NEW YORK, NY
November 21, 2003
—
City teachers and school employees got to air their views yesterday, in the last of a series of city council hearings about their work rules. Pamela Price Haynes of PS 161 in Harlem said teachers were being demonized.
HAYNES: I feel that you are helping to ring the death knell of unions which have been instrumental in making this city a great city.
With the mayor and the chancellor vowing to reform the labor contracts, WNYC's Beth Fertig reports on the challenges that lie ahead.
The council hearings have been filled with rage and finger-pointing. School officials complained about a lack of control over principals and custodians. And principals sounded equally frustrated by how difficult it can be to fire teachers.
MAN: The principal can stay there 5 years with an incompetent teacher, rated year after year incompetent there's no set rule.
WOMAN: It became a nightmarish existence for close to a year and a half. The union has people whose job it is to know exactly how to dissect a letter. That's all they do.
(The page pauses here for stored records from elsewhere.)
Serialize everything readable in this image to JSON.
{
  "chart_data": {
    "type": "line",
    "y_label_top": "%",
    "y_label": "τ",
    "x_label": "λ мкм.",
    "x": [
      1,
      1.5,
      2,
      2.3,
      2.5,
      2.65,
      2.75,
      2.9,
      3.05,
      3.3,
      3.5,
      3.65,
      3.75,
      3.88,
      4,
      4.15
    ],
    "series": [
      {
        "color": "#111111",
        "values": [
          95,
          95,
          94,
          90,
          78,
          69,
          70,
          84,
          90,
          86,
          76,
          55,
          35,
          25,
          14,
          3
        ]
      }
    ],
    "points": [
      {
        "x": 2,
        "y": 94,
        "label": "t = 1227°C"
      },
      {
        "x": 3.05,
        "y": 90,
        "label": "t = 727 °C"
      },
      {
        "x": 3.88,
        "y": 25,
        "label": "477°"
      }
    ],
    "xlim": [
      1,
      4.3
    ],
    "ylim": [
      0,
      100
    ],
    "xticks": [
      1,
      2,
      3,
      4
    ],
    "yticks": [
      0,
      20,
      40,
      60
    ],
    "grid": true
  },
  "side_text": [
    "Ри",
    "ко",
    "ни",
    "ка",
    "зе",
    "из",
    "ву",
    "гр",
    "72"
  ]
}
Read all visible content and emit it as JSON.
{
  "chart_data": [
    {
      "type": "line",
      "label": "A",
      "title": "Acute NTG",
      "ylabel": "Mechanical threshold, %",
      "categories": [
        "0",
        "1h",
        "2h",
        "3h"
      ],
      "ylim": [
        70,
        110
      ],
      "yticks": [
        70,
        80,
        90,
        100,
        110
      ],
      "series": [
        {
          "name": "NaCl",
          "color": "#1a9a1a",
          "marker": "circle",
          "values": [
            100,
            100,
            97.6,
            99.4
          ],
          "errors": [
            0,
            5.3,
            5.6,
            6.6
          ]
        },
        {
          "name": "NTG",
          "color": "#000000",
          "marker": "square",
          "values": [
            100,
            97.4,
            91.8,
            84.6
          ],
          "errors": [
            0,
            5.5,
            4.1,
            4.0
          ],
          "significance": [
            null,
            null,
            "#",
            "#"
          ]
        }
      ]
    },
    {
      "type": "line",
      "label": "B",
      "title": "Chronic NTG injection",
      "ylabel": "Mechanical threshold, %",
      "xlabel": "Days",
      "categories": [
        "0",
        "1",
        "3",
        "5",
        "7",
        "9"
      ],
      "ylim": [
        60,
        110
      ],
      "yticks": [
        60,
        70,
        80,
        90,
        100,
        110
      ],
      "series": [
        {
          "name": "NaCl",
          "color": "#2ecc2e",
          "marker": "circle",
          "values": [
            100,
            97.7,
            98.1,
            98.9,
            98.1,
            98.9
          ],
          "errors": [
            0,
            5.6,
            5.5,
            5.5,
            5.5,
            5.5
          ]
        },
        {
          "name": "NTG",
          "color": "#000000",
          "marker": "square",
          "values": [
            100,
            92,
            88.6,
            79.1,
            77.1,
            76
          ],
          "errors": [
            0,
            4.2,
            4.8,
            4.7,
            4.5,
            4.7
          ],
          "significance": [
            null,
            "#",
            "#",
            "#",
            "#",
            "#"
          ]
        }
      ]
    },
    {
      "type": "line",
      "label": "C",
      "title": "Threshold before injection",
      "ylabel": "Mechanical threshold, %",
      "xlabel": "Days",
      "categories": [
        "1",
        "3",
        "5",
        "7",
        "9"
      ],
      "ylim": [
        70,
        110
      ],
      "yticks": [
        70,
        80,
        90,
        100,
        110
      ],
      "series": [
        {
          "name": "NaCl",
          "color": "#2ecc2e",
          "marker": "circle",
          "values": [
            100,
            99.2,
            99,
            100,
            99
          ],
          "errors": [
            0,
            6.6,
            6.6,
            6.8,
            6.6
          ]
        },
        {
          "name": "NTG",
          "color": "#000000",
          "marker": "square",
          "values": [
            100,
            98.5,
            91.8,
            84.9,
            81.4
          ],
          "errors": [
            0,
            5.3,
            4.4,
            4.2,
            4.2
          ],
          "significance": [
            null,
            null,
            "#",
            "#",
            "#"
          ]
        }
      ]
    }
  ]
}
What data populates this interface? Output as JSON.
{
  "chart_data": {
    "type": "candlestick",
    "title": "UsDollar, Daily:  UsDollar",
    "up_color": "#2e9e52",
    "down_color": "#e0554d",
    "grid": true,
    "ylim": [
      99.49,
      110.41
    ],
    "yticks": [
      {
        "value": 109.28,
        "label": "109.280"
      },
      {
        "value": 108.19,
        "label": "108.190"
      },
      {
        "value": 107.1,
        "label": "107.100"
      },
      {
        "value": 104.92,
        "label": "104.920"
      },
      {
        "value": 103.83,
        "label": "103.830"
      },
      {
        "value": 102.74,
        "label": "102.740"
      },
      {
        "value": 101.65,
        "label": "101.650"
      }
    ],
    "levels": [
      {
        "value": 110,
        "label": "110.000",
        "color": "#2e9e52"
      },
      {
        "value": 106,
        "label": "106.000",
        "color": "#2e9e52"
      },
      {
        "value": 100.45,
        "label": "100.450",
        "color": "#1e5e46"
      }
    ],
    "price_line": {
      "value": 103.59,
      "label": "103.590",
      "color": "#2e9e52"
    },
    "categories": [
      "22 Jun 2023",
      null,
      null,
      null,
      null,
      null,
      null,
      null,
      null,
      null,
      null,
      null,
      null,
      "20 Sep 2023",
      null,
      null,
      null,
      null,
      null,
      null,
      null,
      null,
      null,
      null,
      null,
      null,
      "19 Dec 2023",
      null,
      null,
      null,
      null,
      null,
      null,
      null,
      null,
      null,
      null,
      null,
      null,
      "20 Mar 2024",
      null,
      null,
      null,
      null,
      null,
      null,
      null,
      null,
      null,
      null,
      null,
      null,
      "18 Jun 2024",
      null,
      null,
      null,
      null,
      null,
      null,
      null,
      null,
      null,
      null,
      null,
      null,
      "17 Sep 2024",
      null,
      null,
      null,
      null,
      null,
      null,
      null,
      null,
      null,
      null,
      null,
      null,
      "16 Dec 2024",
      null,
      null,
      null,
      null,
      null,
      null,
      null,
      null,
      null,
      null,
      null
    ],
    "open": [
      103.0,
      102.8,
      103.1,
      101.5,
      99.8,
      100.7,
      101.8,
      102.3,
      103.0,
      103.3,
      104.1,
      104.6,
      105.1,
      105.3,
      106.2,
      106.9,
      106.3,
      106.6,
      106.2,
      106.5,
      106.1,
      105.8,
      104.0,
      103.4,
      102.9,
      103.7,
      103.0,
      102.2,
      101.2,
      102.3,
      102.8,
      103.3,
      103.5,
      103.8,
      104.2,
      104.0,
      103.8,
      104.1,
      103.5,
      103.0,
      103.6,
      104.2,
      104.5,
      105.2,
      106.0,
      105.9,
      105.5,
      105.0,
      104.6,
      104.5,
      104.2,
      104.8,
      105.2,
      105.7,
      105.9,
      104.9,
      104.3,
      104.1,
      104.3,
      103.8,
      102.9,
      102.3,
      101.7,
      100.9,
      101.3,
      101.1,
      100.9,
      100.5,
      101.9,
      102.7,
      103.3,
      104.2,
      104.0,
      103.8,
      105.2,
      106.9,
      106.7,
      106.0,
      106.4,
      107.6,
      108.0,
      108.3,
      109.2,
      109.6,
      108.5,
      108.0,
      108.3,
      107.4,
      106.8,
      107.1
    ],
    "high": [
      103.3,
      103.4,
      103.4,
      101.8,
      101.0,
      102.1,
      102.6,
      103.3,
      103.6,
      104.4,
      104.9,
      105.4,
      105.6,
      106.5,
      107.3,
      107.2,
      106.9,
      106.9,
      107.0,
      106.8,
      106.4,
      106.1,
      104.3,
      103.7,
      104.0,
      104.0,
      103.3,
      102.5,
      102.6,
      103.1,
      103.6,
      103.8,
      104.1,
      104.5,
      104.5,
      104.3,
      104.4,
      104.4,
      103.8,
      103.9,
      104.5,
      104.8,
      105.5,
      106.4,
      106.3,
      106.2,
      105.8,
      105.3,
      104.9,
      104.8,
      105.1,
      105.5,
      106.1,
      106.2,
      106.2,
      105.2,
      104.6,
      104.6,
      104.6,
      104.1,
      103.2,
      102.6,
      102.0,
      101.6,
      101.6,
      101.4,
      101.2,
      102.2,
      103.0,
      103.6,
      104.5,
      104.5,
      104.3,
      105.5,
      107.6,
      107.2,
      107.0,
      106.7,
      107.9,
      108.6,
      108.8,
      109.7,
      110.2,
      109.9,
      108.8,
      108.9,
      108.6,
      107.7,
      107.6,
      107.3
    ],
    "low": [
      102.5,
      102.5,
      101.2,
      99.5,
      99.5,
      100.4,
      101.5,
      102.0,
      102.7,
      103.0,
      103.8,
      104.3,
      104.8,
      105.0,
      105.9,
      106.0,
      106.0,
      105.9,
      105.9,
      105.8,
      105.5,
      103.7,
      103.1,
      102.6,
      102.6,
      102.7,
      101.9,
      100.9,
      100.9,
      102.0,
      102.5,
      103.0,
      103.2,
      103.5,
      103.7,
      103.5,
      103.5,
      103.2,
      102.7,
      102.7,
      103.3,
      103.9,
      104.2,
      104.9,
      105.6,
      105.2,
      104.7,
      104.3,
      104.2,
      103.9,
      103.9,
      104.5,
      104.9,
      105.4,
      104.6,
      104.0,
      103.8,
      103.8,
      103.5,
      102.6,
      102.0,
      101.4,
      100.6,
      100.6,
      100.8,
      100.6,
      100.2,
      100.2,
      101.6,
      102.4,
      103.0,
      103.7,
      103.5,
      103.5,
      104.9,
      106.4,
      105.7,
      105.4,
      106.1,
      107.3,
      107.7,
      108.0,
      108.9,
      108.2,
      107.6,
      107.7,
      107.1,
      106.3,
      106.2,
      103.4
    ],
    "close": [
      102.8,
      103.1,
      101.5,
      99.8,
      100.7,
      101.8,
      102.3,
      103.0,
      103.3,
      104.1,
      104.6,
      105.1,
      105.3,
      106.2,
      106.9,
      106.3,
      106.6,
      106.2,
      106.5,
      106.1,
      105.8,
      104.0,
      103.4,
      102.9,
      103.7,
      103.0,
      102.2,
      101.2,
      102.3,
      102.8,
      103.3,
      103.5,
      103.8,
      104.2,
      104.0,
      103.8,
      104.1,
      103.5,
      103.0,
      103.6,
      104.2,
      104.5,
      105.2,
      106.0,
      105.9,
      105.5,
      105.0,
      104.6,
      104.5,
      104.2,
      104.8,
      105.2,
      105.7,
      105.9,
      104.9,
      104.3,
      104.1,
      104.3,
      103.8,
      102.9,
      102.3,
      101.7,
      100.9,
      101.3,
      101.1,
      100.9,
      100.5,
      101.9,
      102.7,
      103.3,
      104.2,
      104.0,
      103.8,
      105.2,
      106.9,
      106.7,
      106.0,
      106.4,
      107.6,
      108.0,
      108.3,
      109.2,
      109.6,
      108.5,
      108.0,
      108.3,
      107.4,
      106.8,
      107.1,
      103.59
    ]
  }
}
The dramatic testimony, some of it from anonymous witnesses, gave the hearings a sense of intrigue. Teachers' union president Randi Weingarten lashed out at comparisons to hearings on police corruption.
WEINGARTEN: I went into a school yesterday and people were astounded. People were astounded that anybody would have - relate - the Frank Serpico Knapp commission issue to teachers in the school system right now.
The school contracts are dense, complicated documents. They include rules governing everything from how custodians change the lightbulbs to seniority protections for teachers and principals. But remember, they were agreed to by generations of chancellors and mayors.
ROBINS: I guess cause I've been around so long, for me it was theater.
Harvey Robins is a former deputy chancellor who was also a top official under mayor David Dinkins. Under the old system, contracts were negotiated by three sides: the board of education, the unions, and the mayor - who was often beholden to labor. But now that the mayor is running the schools, it's Bloomberg versus the unions. And as Robins notes, this mayor was elected despite opposition from the teachers. So getting them to join his reform effort requires a different approach.
ROBINS: It seems to me now he needs to use a huge amount of political capital and say that the focus now must be on these entrenched labor rules. They must be changed, he can't do it alone.
Robins says the mayor needs to engage the business community and parents if real change is going to happen.
But some say the mayor already had his chance. Last year's contract settlement gave the teachers a big raise in exchange for working an extra 20 minutes each day. The Bloomberg administration may feel that entitles the city to ask for greater productivity savings this time around. But lawyer Terry McGinnis - who represents the transit workers - disagrees.
MCGINNIS: Having granted the raise from teachers point of view for him to come back and insist on work rule changes that would undercut their wage base or their earnings expectations would be like giving the raise back and that's not likely to occur.
Chancellor Klein wants to pay more money to experienced teachers and principals working in struggling schools. The head of the teachers union has proposed a simplified contract in 100 schools as an experiment. The current contract is hundreds of pages long.
But real change doesn't happen by negotiating in public, says Linda Kaboolian - who teaches at Harvard's Kennedy School of Government. She's been an independent consultant during education contract negotiations in San Francisco and Boston. She says convoluted work rules result when cities don't want to pay for higher raises or when unions fight for protections. She calls the rules scar tissue.
KABOOLIAN: It represents in many ways a kind of sclerosis of bad relationships. And the way that you deal with peeling off some of that scar tissue is by working and problem solving with each other. It's not about banging each other over the head in public.
With Bloomberg leading the charge in a tight fiscal climate - and a national push toward vouchers and charter schools - some say this may be a moment for change. Especially since unions are feeling more pressure as the old model for public education is chiseled away. For WNYC I'm Beth Fertig.